Movie Review: The Young Victoria

The Young Victoria ***
Directed By:
Jean-Marc Vallee.
Written By: Julian Fellowes.
Starring: Emily Blunt (Young Victoria), Rupert Friend (Prince Albert), Paul Bettany (Lord Melbourne), Miranda Richardson (Duchess of Kent), Jim Broadbent (King William), Thomas Kretschmann (King Leopold of Belgium), Mark Strong (Sir John Conroy), Harriet Walter (Queen Adelaide), Michael Maloney (Sir Robert Peel), Genevieve O'Reilly (Lady Flora Hastings).

So many costume dramas ignore political concerns, and simply like to dwell on the art direction and costume design, as if what the characters are wearing, and the gorgeousness of the décor is more important than what the characters are thinking and feeling. The Young Victoria is different. It follows Queen Victoria and her raise from a sheltered teenager, through her coronation, her marriage and the birth of her first child. It is a movie that focuses on the political implications of her every decision.

Emily Blunt plays Victoria, and finds the right notes to play a naïve and playful teenager, tired of being treated like a prisoner by her mother, the Duchess of Kent (Miranda Richardson), and her servant, Sir John Conroy (Mark Strong). Her Uncle William (Jim Broadbent), is the King, and because she is the only child of her royal generation, she will become Queen when he dies. Conroy is hoping that Victoria is going to appoint her mother regent, effectively giving her power until she becomes older, and can perform her duties, and as such he can pull the strings from behind the scenes. But Victoria hates him, and has no plans to turn over her power, either to him or anyone else.
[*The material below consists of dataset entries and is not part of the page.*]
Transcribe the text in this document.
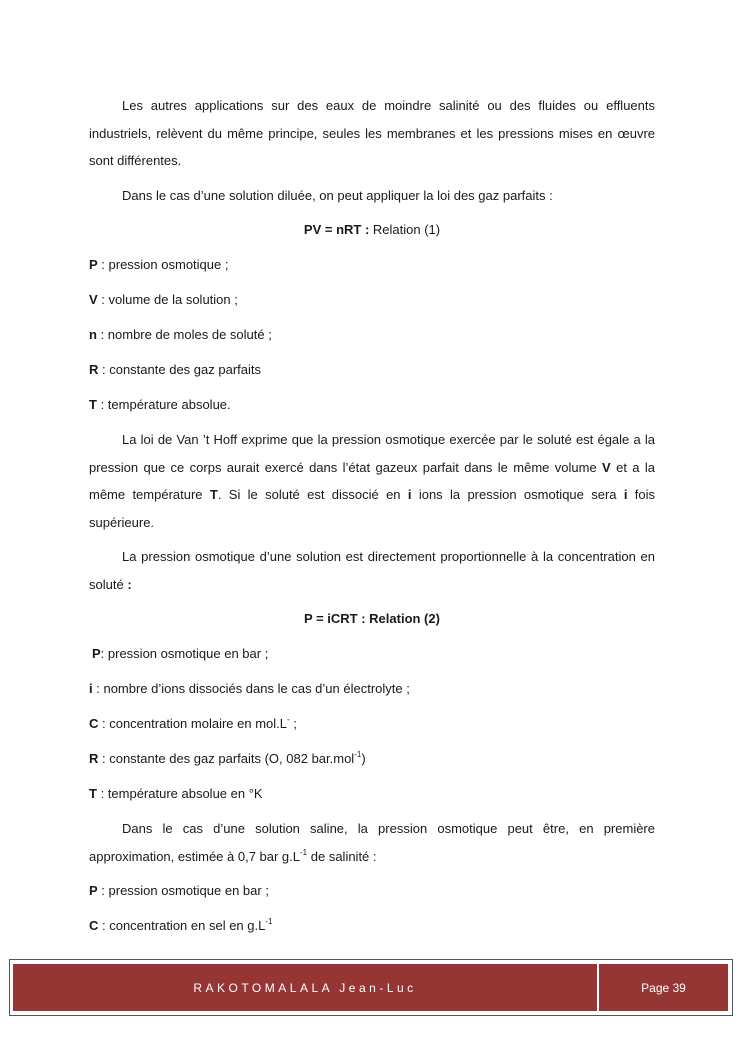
Les autres applications sur des eaux de moindre salinité ou des fluides ou effluents industriels, relèvent du même principe, seules les membranes et les pressions mises en œuvre sont différentes.

Dans le cas d’une solution diluée, on peut appliquer la loi des gaz parfaits :

PV = nRT : Relation (1)

P : pression osmotique ;

V : volume de la solution ;

n : nombre de moles de soluté ;

R : constante des gaz parfaits

T : température absolue.

La loi de Van ’t Hoff exprime que la pression osmotique exercée par le soluté est égale a la pression que ce corps aurait exercé dans l’état gazeux parfait dans le même volume V et a la même température T. Si le soluté est dissocié en i ions la pression osmotique sera i fois supérieure.

La pression osmotique d’une solution est directement proportionnelle à la concentration en soluté :

P = iCRT : Relation (2)

P: pression osmotique en bar ;

i : nombre d’ions dissociés dans le cas d’un électrolyte ;

C : concentration molaire en mol.L- ;

R : constante des gaz parfaits (O, 082 bar.mol$^{-1}$)

T : température absolue en °K

Dans le cas d’une solution saline, la pression osmotique peut être, en première approximation, estimée à 0,7 bar $g.L^{-1}$ de salinité :

P : pression osmotique en bar ;

C : concentration en sel en $g.L^{-1}$

RAKOTOMALALA Jean-Luc	Page 39
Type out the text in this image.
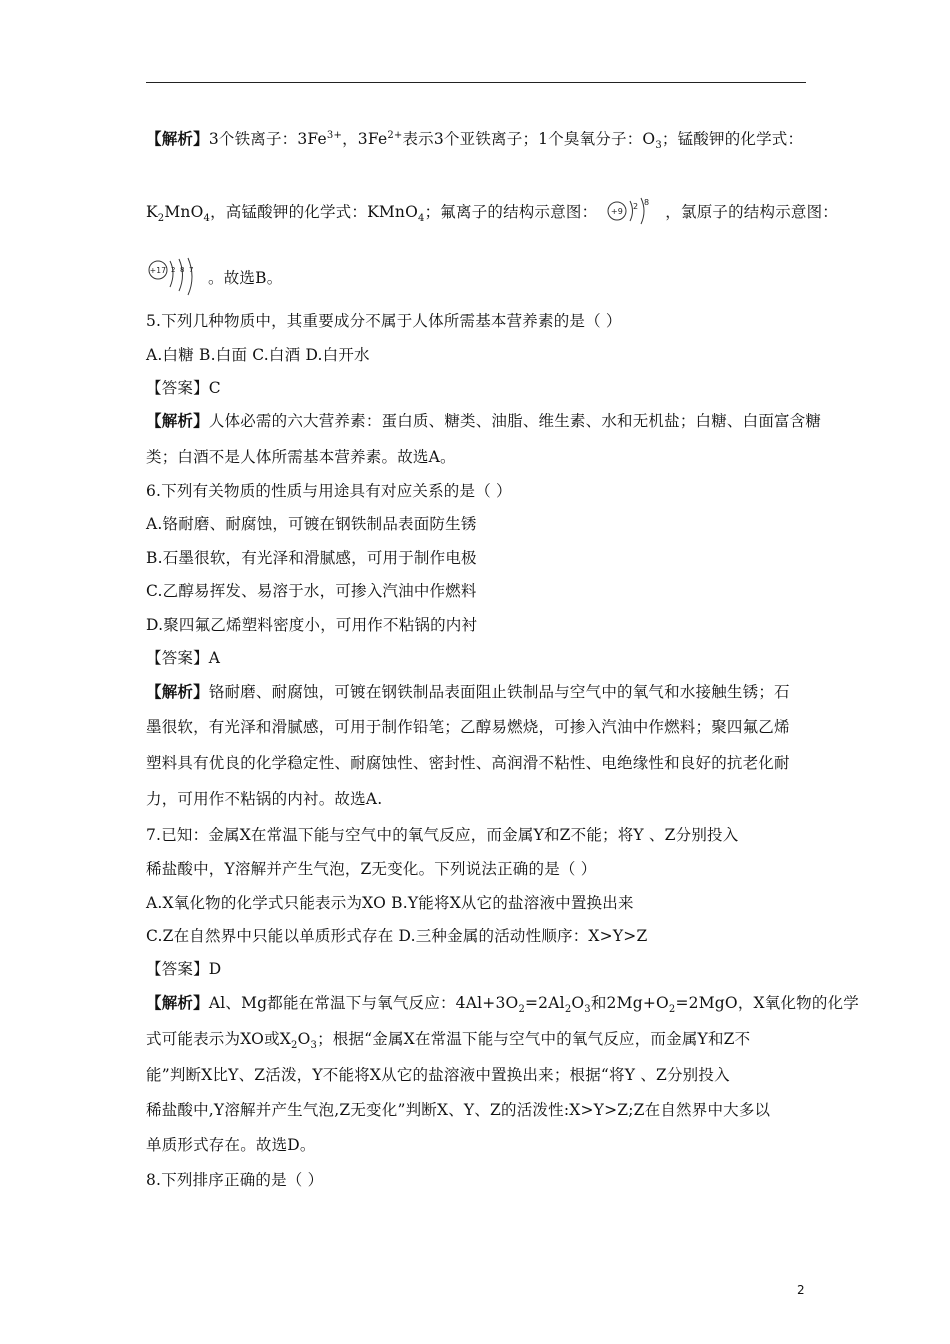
【解析】3个铁离子：$3Fe^{3+}$，$3Fe^{2+}$表示3个亚铁离子；1个臭氧分子：$O_3$；锰酸钾的化学式：
$K_2MnO_4$，高锰酸钾的化学式：KMnO$_4$；氟离子的结构示意图： +9
2 8
，氯原子的结构示意图：
+17 2 8 7 。故选B。
5.下列几种物质中，其重要成分不属于人体所需基本营养素的是（ ）
A.白糖 B.白面 C.白酒 D.白开水
【答案】C
【解析】人体必需的六大营养素：蛋白质、糖类、油脂、维生素、水和无机盐；白糖、白面富含糖
类；白酒不是人体所需基本营养素。故选A。
6.下列有关物质的性质与用途具有对应关系的是（ ）
A.铬耐磨、耐腐蚀，可镀在钢铁制品表面防生锈
B.石墨很软，有光泽和滑腻感，可用于制作电极
C.乙醇易挥发、易溶于水，可掺入汽油中作燃料
D.聚四氟乙烯塑料密度小，可用作不粘锅的内衬
【答案】A
【解析】铬耐磨、耐腐蚀，可镀在钢铁制品表面阻止铁制品与空气中的氧气和水接触生锈；石
墨很软，有光泽和滑腻感，可用于制作铅笔；乙醇易燃烧，可掺入汽油中作燃料；聚四氟乙烯
塑料具有优良的化学稳定性、耐腐蚀性、密封性、高润滑不粘性、电绝缘性和良好的抗老化耐
力，可用作不粘锅的内衬。故选A.
7.已知：金属X在常温下能与空气中的氧气反应，而金属Y和Z不能；将Y 、Z分别投入
稀盐酸中，Y溶解并产生气泡，Z无变化。下列说法正确的是（ ）
A.X氧化物的化学式只能表示为XO B.Y能将X从它的盐溶液中置换出来
C.Z在自然界中只能以单质形式存在 D.三种金属的活动性顺序：X>Y>Z
【答案】D
【解析】Al、Mg都能在常温下与氧气反应：$4Al+3O_2=2Al_2O_3$和$2Mg+O_2=2MgO$，X氧化物的化学
式可能表示为XO或$X_2O_3$；根据“金属X在常温下能与空气中的氧气反应，而金属Y和Z不
能”判断X比Y、Z活泼，Y不能将X从它的盐溶液中置换出来；根据“将Y 、Z分别投入
稀盐酸中,Y溶解并产生气泡,Z无变化”判断X、Y、Z的活泼性:X>Y>Z;Z在自然界中大多以
单质形式存在。故选D。
8.下列排序正确的是（ ）
2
The King of Belgium (Thomas Kretschmann) is the related of the Duchess, and wants to have control over England himself. He has planned to put his nephew, Albert (Rupert Friend), into Victoria’s heart, so he can influence her politics himself. In addition, the Prime Minister, Lord Melbourne (Paul Bettany), uses Victoria for his own purposes. He knows that she is politically sympathetic to his cause. She uses this, and his natural charm, to integrate himself into her life. He becomes her closest adviser once she becomes Queen, and manipulates her to his own purposes. No matter how unpopular her decisions are, or her relationship with him is, she refuses to listen to anyone else. Even when she marries Albert, she keeps him at a distance politically.
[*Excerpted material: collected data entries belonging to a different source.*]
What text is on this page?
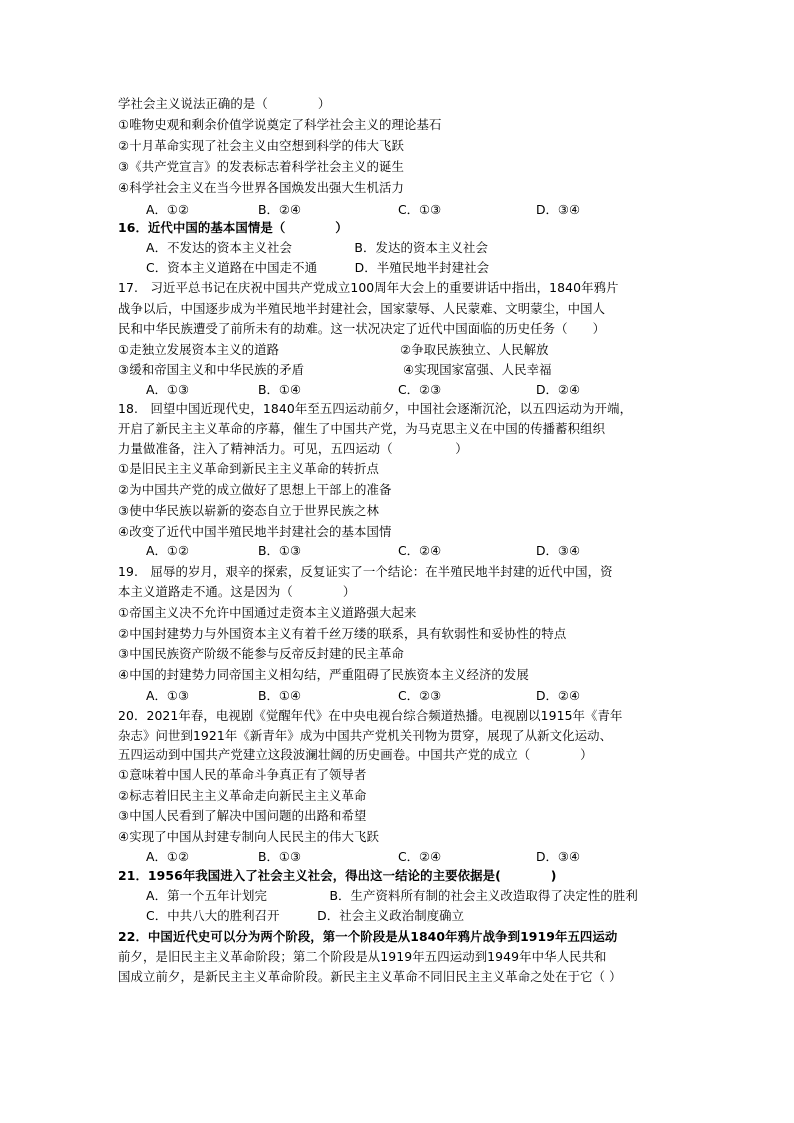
学社会主义说法正确的是（　　　　）
①唯物史观和剩余价值学说奠定了科学社会主义的理论基石
②十月革命实现了社会主义由空想到科学的伟大飞跃
③《共产党宣言》的发表标志着科学社会主义的诞生
④科学社会主义在当今世界各国焕发出强大生机活力
A．①②	B．②④	C．①③	D．③④
16．近代中国的基本国情是（　　　　）
A．不发达的资本主义社会　　　　　B．发达的资本主义社会
C．资本主义道路在中国走不通　　　D．半殖民地半封建社会
17.　习近平总书记在庆祝中国共产党成立100周年大会上的重要讲话中指出，1840年鸦片
战争以后，中国逐步成为半殖民地半封建社会，国家蒙辱、人民蒙难、文明蒙尘，中国人
民和中华民族遭受了前所未有的劫难。这一状况决定了近代中国面临的历史任务（　　）
①走独立发展资本主义的道路	②争取民族独立、人民解放
③缓和帝国主义和中华民族的矛盾	④实现国家富强、人民幸福
A．①③	B．①④	C．②③	D．②④
18.　回望中国近现代史，1840年至五四运动前夕，中国社会逐渐沉沦，以五四运动为开端，
开启了新民主主义革命的序幕，催生了中国共产党，为马克思主义在中国的传播蓄积组织
力量做准备，注入了精神活力。可见，五四运动（　　　　　）
①是旧民主主义革命到新民主主义革命的转折点
②为中国共产党的成立做好了思想上干部上的准备
③使中华民族以崭新的姿态自立于世界民族之林
④改变了近代中国半殖民地半封建社会的基本国情
A．①②	B．①③	C．②④	D．③④
19.　屈辱的岁月，艰辛的探索，反复证实了一个结论：在半殖民地半封建的近代中国，资
本主义道路走不通。这是因为（　　　　）
①帝国主义决不允许中国通过走资本主义道路强大起来
②中国封建势力与外国资本主义有着千丝万缕的联系，具有软弱性和妥协性的特点
③中国民族资产阶级不能参与反帝反封建的民主革命
④中国的封建势力同帝国主义相勾结，严重阻碍了民族资本主义经济的发展
A．①③	B．①④	C．②③	D．②④
20．2021年春，电视剧《觉醒年代》在中央电视台综合频道热播。电视剧以1915年《青年
杂志》问世到1921年《新青年》成为中国共产党机关刊物为贯穿，展现了从新文化运动、
五四运动到中国共产党建立这段波澜壮阔的历史画卷。中国共产党的成立（　　　　）
①意味着中国人民的革命斗争真正有了领导者
②标志着旧民主主义革命走向新民主主义革命
③中国人民看到了解决中国问题的出路和希望
④实现了中国从封建专制向人民民主的伟大飞跃
A．①②	B．①③	C．②④	D．③④
21．1956年我国进入了社会主义社会，得出这一结论的主要依据是(　　　　)
A．第一个五年计划完　　　　　B．生产资料所有制的社会主义改造取得了决定性的胜利
C．中共八大的胜利召开　　　D．社会主义政治制度确立
22．中国近代史可以分为两个阶段，第一个阶段是从1840年鸦片战争到1919年五四运动
前夕，是旧民主主义革命阶段；第二个阶段是从1919年五四运动到1949年中华人民共和
国成立前夕，是新民主主义革命阶段。新民主主义革命不同旧民主主义革命之处在于它（ ）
I’m sure that many people will find The Young Victoria rather dull. Costume dramas have traditionally been more romantic in nature, and although the movie does tell the love story between Victoria and Albert (and Blunt and Friend are excellent at showing this love on screen), it is much more concerned with the political maneuverings of the people in question. There are multiple references to chess pieces in this movie, and director Jean Marc Vallee and writer Julien Fellowes treat their characters much the same way.

Speaking of Vallee, this is a curious choice for him. His first film was the great Quebecois film C.R.A.Z.Y. a movie about gay teenager in 1970s Quebec and his trouble growing up. Why he decided to go from that to a story of the British monarchy is interesting. He does do a fine job with things like the costume design and art direction, and he keeps the movie going along at a leisurely, but assured pace. But unlike C.R.A.Z.Y. he doesn’t really internalize the drama of the characters. He keeps his distance, and as such we remain at a distance from them as well.
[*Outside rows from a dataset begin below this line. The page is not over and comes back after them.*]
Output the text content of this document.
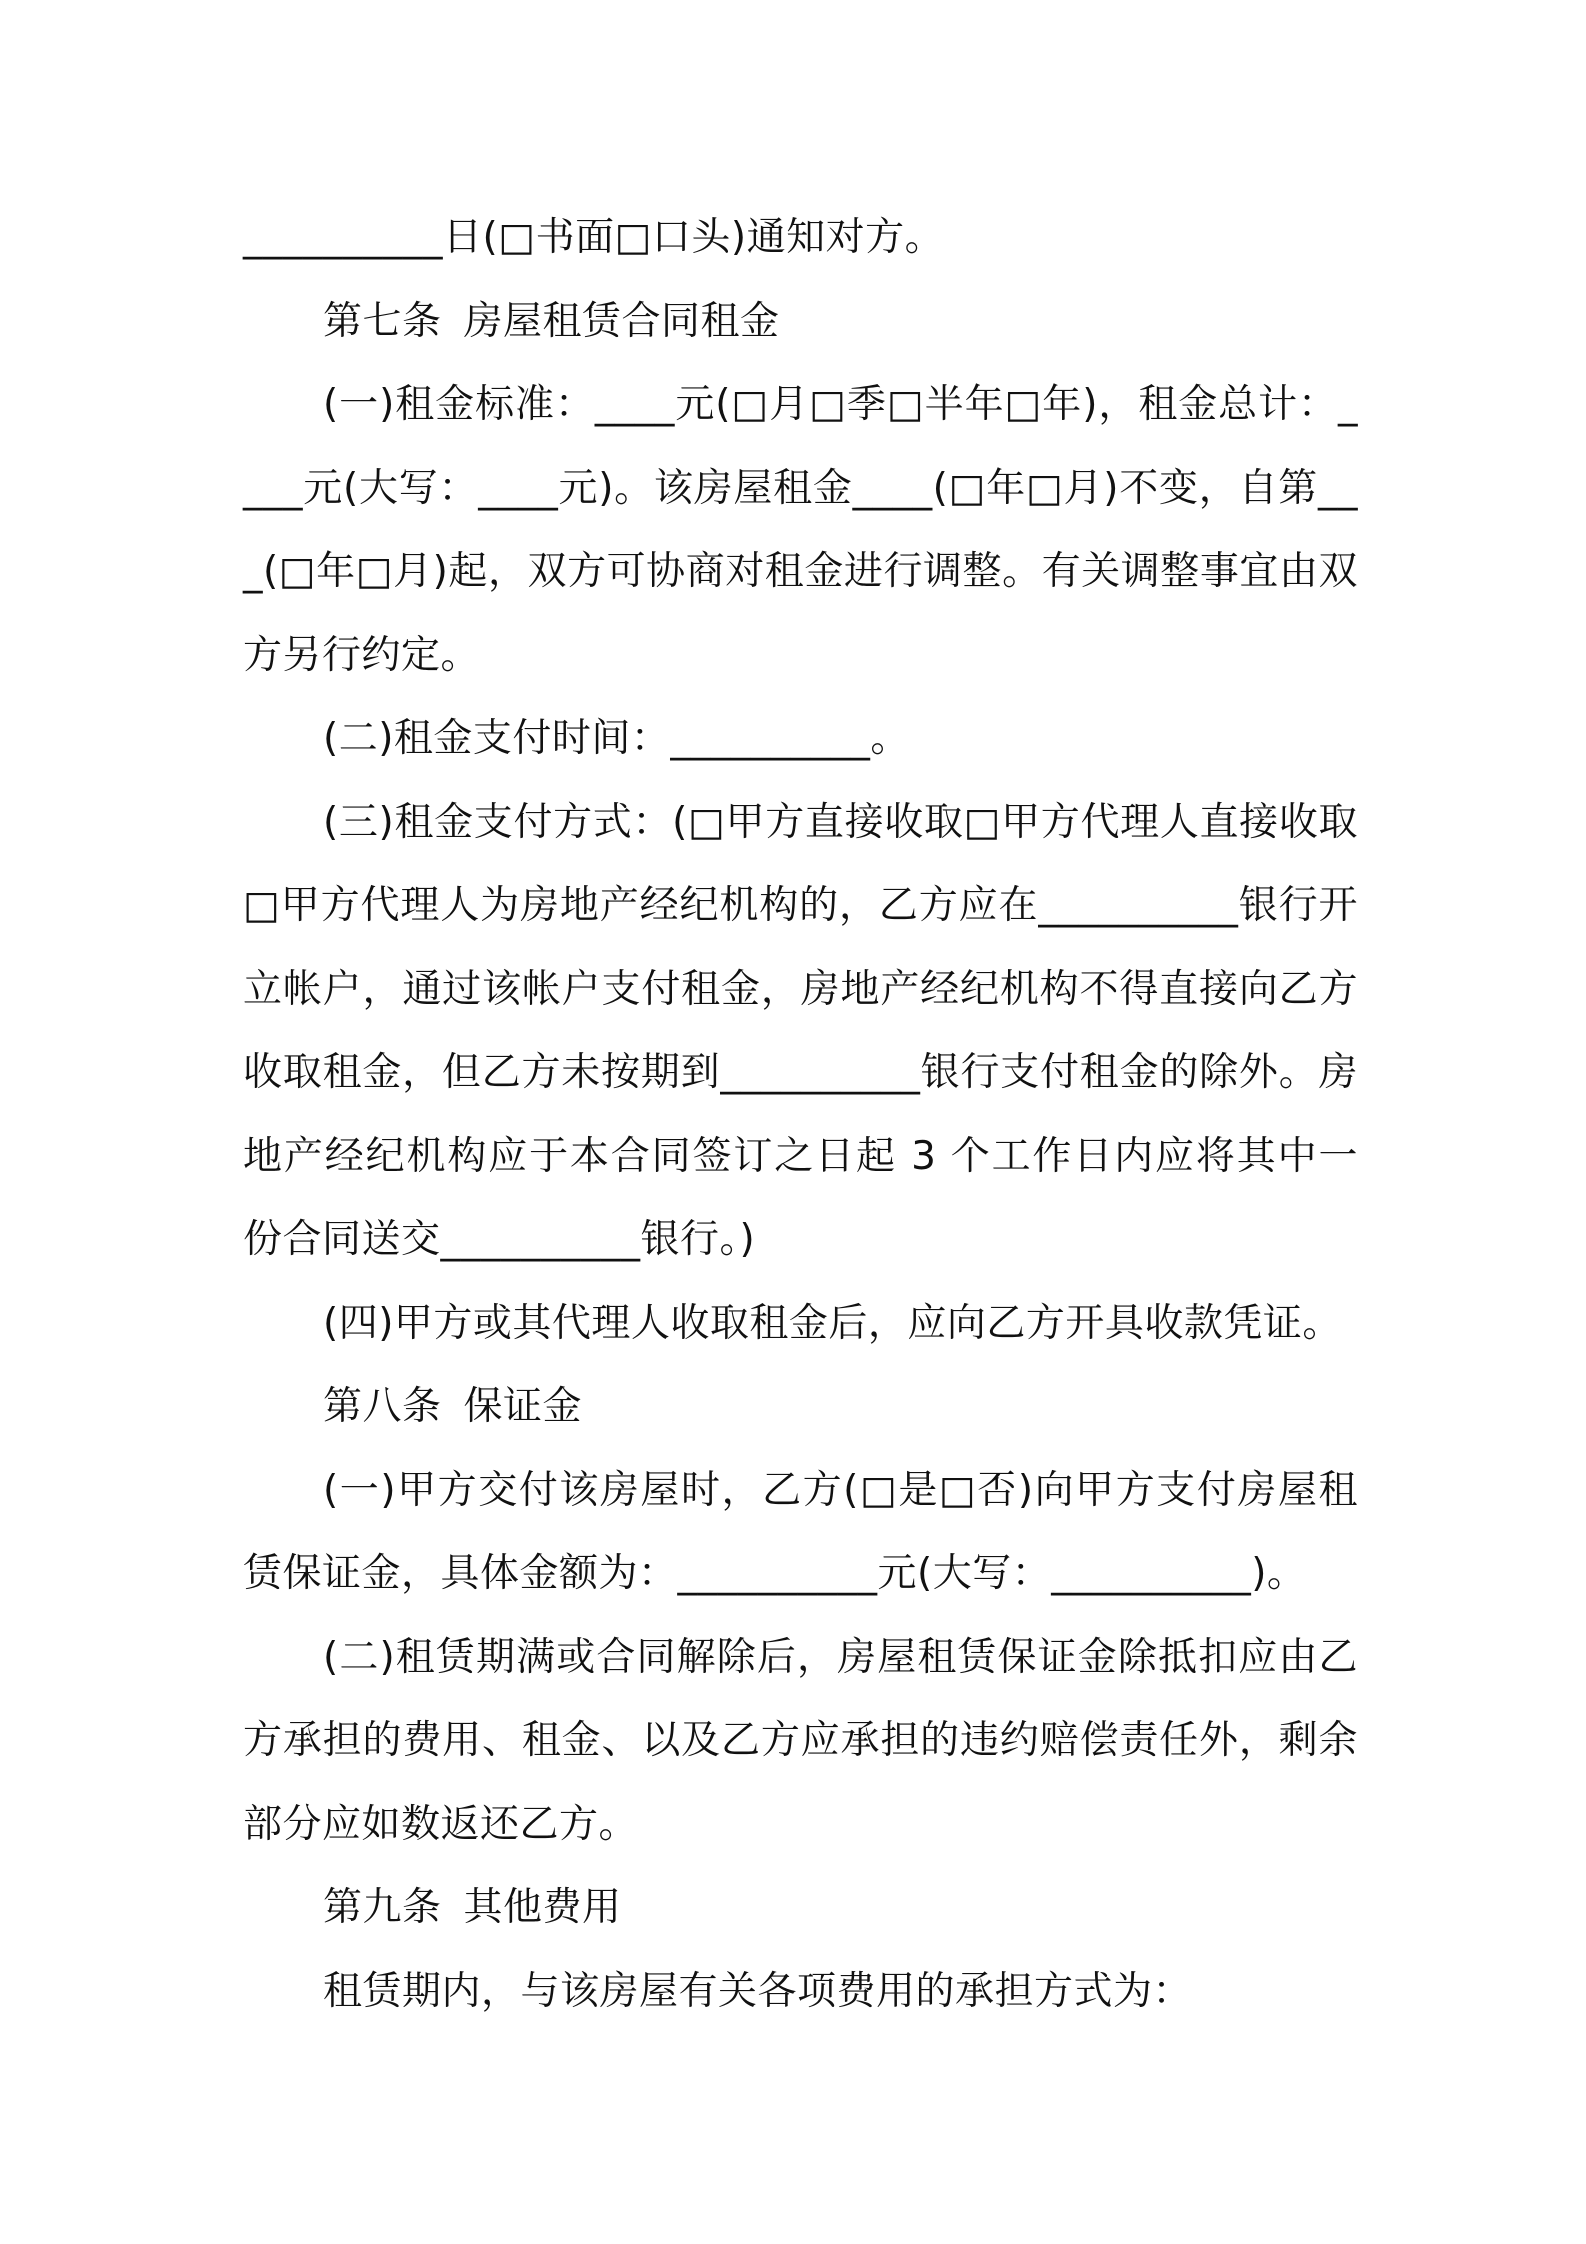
__________日(□书面□口头)通知对方。

第七条 房屋租赁合同租金

(一)租金标准：____元(□月□季□半年□年)，租金总计：____元(大写：____元)。该房屋租金____(□年□月)不变，自第___(□年□月)起，双方可协商对租金进行调整。有关调整事宜由双方另行约定。

(二)租金支付时间：__________。

(三)租金支付方式：(□甲方直接收取□甲方代理人直接收取□甲方代理人为房地产经纪机构的，乙方应在__________银行开立帐户，通过该帐户支付租金，房地产经纪机构不得直接向乙方收取租金，但乙方未按期到__________银行支付租金的除外。房地产经纪机构应于本合同签订之日起 3 个工作日内应将其中一份合同送交__________银行。)

(四)甲方或其代理人收取租金后，应向乙方开具收款凭证。

第八条 保证金

(一)甲方交付该房屋时，乙方(□是□否)向甲方支付房屋租赁保证金，具体金额为：__________元(大写：__________)。

(二)租赁期满或合同解除后，房屋租赁保证金除抵扣应由乙方承担的费用、租金、以及乙方应承担的违约赔偿责任外，剩余部分应如数返还乙方。

第九条 其他费用

租赁期内，与该房屋有关各项费用的承担方式为：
Yet the performance keep us interested. Not just Blunt and Friend, both excellent, but Paul Bettany who is charming and devious, without becoming scummy. He really is a good guy, even if he uses Victoria for his own game. Jim Broadbent gives a brief, yet boisterous performance, as King William, drunkenly yelling at his sister in law, while doting on his beloved niece. Mark Strong adds yet another bad guy role to his resume as Sir John Conroy, so cold and calculating, and he can not believe that he has lost his chess game, and wasted his life.

The Young Victoria is well made and entertaining, without ever becoming quite engrossing. I admired the film, and its focus on politics, much more than I was swept away with it. It is a fine film, but could have been better.